Every native tool-search round-trip emits structured events in the run record:

  • tool_search_query — the search tool's invocation (input query, search-tool id).
  • tool_search_result — the references returned by the server (which deferred tools got promoted on this turn).

These are stable shapes; replay / eval can reconstruct which tools were available when without re-running the call.

Provider-hosted tools

Use normal Harn tools when Harn should execute the operation locally, including local MCP servers, approval hooks, mutation-session audit, and deterministic tool receipts. Use OpenAI Responses provider_tools only when the provider should execute a hosted tool or remote MCP connector:

let result = llm_call("Find the current policy and summarize it.", nil, {
  provider: "openai",
  model: "gpt-5.4",
  api_mode: "responses",
  provider_tools: [
    {type: "web_search"},
    {type: "mcp", server_label: "docs", server_url: "https://mcp.example.com", require_approval: "always"},
  ],
})

Provider-hosted calls are not dispatchable Harn tool calls. Harn records them as provider_tool_call blocks with executor: "provider_native", provider_tool_id, call_id, provider_tool_type, tool_kind, and the raw provider_metadata. Remote MCP approval and execution are mediated by OpenAI according to the provider tool config; choose Harn MCP tools instead when Harn must own each approval and tool receipt.
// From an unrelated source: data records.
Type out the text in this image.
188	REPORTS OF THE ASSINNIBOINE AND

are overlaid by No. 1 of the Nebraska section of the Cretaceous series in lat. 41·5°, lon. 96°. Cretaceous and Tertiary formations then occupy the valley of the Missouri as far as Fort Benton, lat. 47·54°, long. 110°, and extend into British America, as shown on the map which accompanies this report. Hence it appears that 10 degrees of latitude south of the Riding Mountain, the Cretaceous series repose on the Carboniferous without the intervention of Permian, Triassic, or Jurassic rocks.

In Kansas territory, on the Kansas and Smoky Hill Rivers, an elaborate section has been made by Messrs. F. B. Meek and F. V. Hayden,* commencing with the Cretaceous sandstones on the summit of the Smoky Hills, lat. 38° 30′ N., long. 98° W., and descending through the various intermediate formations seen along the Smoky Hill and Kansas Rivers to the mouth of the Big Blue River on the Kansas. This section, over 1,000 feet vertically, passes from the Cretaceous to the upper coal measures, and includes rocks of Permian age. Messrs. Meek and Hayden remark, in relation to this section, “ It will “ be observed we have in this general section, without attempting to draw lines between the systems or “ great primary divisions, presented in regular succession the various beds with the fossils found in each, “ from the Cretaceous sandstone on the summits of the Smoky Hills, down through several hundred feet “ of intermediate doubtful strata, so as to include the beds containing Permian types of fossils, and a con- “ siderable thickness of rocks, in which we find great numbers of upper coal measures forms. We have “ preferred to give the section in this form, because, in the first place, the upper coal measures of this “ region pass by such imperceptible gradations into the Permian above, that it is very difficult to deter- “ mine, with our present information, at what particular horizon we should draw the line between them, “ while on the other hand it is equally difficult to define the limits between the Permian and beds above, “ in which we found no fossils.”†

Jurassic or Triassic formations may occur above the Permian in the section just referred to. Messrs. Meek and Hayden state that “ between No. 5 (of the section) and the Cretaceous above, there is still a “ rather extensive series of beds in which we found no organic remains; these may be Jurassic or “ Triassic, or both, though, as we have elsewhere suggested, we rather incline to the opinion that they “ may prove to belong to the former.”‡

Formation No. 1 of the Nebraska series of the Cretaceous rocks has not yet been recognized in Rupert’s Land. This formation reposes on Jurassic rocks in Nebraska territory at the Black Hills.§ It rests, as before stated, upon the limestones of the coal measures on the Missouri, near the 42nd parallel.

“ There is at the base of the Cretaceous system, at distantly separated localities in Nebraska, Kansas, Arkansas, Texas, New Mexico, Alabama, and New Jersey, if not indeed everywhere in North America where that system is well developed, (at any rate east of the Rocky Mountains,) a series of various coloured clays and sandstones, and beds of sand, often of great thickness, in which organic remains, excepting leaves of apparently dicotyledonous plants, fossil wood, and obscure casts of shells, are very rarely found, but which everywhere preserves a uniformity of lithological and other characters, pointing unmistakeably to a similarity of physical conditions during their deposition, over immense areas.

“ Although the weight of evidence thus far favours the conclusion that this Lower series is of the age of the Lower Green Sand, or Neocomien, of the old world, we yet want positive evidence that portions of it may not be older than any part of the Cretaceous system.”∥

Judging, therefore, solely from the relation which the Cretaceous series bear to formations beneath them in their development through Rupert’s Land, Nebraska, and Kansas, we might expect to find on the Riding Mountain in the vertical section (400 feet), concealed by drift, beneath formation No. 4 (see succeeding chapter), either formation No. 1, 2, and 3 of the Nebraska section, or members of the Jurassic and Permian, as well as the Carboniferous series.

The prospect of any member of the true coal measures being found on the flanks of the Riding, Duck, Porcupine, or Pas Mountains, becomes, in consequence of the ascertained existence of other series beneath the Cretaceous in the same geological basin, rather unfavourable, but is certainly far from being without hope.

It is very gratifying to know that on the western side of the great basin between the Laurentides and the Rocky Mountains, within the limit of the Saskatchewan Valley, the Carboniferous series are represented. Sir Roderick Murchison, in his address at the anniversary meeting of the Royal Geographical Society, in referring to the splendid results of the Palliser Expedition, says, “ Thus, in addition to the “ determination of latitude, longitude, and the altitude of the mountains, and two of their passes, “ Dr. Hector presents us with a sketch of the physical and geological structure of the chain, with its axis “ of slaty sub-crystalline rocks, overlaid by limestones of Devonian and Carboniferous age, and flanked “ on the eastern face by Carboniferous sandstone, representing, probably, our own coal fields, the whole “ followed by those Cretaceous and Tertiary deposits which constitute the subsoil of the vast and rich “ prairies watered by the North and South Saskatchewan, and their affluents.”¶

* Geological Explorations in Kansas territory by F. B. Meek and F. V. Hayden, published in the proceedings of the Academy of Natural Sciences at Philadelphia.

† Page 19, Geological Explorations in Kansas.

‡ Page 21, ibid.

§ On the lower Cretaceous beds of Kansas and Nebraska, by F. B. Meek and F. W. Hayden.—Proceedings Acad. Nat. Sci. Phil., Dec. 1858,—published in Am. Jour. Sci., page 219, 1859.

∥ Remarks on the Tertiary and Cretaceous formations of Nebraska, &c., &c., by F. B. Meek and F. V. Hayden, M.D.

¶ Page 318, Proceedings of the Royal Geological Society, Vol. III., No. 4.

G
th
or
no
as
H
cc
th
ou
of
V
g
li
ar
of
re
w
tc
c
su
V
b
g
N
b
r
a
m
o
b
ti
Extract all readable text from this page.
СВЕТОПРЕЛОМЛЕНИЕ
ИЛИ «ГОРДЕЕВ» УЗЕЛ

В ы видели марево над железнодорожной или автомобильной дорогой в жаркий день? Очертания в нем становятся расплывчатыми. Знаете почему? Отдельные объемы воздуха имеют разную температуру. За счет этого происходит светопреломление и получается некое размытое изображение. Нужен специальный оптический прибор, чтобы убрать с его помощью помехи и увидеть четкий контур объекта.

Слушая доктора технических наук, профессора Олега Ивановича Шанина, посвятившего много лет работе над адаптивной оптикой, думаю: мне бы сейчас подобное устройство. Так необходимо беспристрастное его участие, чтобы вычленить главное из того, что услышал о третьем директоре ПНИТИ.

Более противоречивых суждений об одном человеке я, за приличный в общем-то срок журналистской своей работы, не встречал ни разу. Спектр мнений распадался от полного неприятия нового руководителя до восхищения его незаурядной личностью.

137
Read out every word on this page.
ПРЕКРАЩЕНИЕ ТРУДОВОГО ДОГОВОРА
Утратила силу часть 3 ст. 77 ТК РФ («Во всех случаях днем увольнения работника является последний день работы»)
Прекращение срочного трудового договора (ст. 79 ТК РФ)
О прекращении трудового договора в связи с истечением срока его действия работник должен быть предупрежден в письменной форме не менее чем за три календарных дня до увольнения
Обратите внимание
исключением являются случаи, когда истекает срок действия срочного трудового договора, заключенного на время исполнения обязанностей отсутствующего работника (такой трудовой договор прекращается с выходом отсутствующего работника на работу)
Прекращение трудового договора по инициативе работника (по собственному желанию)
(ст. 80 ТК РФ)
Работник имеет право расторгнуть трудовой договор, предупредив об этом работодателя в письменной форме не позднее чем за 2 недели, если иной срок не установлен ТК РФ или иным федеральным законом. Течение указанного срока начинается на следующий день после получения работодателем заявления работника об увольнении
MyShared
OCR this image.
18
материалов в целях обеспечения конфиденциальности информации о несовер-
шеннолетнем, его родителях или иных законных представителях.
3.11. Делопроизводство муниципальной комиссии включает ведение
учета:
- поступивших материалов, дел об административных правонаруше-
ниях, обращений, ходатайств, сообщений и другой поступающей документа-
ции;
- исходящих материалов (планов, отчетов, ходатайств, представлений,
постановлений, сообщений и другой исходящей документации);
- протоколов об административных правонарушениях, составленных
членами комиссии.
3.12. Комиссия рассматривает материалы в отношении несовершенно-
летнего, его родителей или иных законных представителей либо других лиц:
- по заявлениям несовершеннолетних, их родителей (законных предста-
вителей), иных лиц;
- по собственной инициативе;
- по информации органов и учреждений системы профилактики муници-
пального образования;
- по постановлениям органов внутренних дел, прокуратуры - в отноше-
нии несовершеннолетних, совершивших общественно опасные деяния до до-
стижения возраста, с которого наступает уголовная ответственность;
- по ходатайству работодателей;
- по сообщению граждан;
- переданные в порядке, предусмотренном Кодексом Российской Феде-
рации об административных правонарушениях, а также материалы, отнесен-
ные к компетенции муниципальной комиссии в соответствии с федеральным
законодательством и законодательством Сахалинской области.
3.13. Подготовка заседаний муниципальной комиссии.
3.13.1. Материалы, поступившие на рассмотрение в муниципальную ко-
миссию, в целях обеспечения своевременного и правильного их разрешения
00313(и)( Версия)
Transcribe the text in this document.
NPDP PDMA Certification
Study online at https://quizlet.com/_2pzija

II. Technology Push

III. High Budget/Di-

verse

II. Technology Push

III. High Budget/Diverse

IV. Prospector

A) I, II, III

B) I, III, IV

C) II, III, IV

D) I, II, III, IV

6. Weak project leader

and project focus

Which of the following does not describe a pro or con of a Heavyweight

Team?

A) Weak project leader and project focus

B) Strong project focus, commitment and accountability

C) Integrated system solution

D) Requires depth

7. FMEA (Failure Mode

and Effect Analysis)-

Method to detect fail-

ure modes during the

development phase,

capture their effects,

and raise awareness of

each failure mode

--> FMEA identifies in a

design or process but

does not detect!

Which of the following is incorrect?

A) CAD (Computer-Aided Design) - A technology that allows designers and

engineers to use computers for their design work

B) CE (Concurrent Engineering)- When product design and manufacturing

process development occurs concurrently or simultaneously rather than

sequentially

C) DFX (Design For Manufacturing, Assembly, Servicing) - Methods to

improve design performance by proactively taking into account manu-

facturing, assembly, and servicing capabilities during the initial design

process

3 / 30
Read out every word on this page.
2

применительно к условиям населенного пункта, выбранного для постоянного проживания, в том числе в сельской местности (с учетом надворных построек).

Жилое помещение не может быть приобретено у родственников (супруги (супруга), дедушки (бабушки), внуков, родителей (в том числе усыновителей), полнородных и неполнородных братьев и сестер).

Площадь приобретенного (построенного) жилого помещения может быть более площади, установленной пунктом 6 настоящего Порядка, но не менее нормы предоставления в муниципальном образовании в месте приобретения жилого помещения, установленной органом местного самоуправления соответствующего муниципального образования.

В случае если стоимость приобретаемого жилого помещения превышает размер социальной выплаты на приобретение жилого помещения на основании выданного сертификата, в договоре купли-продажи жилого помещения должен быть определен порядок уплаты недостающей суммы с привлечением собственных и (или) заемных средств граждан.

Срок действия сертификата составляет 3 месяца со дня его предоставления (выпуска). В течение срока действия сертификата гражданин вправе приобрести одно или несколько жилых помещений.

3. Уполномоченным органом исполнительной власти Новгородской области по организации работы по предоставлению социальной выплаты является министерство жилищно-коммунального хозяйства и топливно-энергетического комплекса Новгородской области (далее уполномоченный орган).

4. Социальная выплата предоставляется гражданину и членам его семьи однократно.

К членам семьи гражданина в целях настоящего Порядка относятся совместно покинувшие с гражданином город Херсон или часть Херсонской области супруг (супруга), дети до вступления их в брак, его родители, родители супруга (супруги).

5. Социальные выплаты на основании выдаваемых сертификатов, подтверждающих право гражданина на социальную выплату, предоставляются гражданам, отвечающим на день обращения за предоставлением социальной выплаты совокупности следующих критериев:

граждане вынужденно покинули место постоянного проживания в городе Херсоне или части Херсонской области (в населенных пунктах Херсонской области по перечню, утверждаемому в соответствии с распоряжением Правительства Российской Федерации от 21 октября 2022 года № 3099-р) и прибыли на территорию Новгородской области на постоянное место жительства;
Standalone OpenAI Responses compaction uses the same mode with compact: true. Harn posts the request to /responses/compact and records returned opaque compaction items as private blocks rather than rewriting the Harn transcript implicitly.

MCP server tools

Use mcp_servers when an agent should use an MCP server's tool catalog without manually calling mcp_connect, mcp_list_tools, and mcp_call.

let result = agent_loop(
  "Summarize the latest open issue and draft a reply.",
  "You are a concise triage assistant.",
  {
    provider: "openai",
    model: "gpt-5.4",
    mcp_servers: [
      {name: "github", transport: "http", url: "http://localhost:3030/mcp"},
      {name: "local_fs", transport: "stdio", command: ["mcp-filesystem", "/tmp/project"]},
    ],
    max_iterations: 8,
  },
)

Discovered tools are always prefixed with the server name, for example github__search_issues or local_fs__read_file. The prefix makes collisions deterministic when two servers both export a tool named search or when a server tool would otherwise overlap a local Harn tool. The actual MCP tools/call request still uses the original unprefixed MCP tool name.